Rockstars' Garage: Elvis Presley's 1956 Harley Davidson KH










"Elvis Presley wasn’t renowned for his good taste, and the motorcycles displayed at Graceland do nothing to refute this reputation. “Tacky” best describes the small collection of flaked-out choppers, garbage-wagon Harley dressers and fiberglass-bodied, VW-powered trikes that look like taxicabs from Planet Barbiturate, where The King resided for most of the ’70s. This wasn’t always the case, however. Six-hundred miles north of Memphis, at Milwaukee’s Harley-Davidson Museum, there’s an ex-Elvis motorcycle that’s as simple and timeless as the stripped-down R&B music that made Presley a rock-‘n’-roll pioneer.

The Pepper Red 1956 Harley-Davidson KH was not Elvis’s first motorcycle, as many believe. That was a Harley Model 165, a larger-displacement successor to the 125cc Hummer, purchased in ’55 with the proceeds from Presley’s first Sun Records contract. In early ’56, with both his riding skills and bank balance improving, he upgraded to the full-sized KH. That year’s model, powered by the 883cc Flathead engine, was the last K-bike built, as it was superseded by the OHV Ironhead Sportster in ’57.

Presley, just 21 at the time, was still a relatively unknown regional artist when he purchased this motorcycle on January 14, 1956, from Tommy Taylor at Memphis Harley-Davidson. He paid $903 after trading his Model 165, and financed the amount with a monthly payment of $47. This purchase marked another career milestone: the move from Sam Phillips’ Sun Records to major label RCA Victor. Just four days earlier Elvis had recorded his first RCA Victor song, “Heartbreak Hotel,” which went on to become the best-selling single and the basis for the first million-selling, number-one pop record, the eponymous Elvis Presley. Certainly, he had reason to celebrate!

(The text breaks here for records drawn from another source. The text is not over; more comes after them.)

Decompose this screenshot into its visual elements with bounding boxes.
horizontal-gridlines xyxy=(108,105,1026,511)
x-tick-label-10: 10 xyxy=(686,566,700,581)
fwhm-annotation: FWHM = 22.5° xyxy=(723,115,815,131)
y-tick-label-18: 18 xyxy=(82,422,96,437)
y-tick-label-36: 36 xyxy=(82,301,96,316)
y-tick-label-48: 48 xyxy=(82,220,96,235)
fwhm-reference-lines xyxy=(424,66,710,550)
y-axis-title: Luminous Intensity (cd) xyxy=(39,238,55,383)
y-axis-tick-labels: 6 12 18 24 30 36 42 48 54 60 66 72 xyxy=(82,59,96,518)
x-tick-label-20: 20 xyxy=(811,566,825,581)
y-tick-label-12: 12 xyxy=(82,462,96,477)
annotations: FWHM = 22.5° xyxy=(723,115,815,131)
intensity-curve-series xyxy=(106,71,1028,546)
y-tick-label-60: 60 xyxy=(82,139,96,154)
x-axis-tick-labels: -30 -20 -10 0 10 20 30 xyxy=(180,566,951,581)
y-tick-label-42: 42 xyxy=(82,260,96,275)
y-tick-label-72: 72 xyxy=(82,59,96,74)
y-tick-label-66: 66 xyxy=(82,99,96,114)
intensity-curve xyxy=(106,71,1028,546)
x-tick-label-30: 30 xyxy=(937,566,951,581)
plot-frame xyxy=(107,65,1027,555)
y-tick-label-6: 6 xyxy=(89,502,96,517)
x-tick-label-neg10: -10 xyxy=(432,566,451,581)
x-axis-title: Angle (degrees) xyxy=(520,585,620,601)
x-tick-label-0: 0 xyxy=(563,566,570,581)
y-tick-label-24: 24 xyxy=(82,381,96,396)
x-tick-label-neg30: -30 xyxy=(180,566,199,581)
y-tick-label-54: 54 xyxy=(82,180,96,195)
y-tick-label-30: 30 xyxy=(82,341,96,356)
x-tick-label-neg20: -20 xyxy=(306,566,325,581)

Presley selected the two-tone “Deluxe” KH, with the optional windshield and “buddy” seat so he could give pretty girls rides. It’s the bike Presley posed with on the cover of the May ’56 issue of Harley-Davidson’s The Enthusiast magazine, for a feature story titled “Who Is Elvis Presley?” It’s also the motorcycle depicted on the cover of Presley’s Return of the Rocker compilation album.

Elvis rode the KH until November of ’56, when he moved up to a ’57 Harley-Davidson FLH. He then sold the KH to his riding buddy Fleming Horne, who eventually sold the bike—along with complete documentation including the bill of sale, registration paperwork and insurance documents, all signed by Presley—to Harley-Davidson in ’95. It has been the centerpiece of the Harley-Davidson Museum’s Pop Culture exhibit since that facility opened in ’08."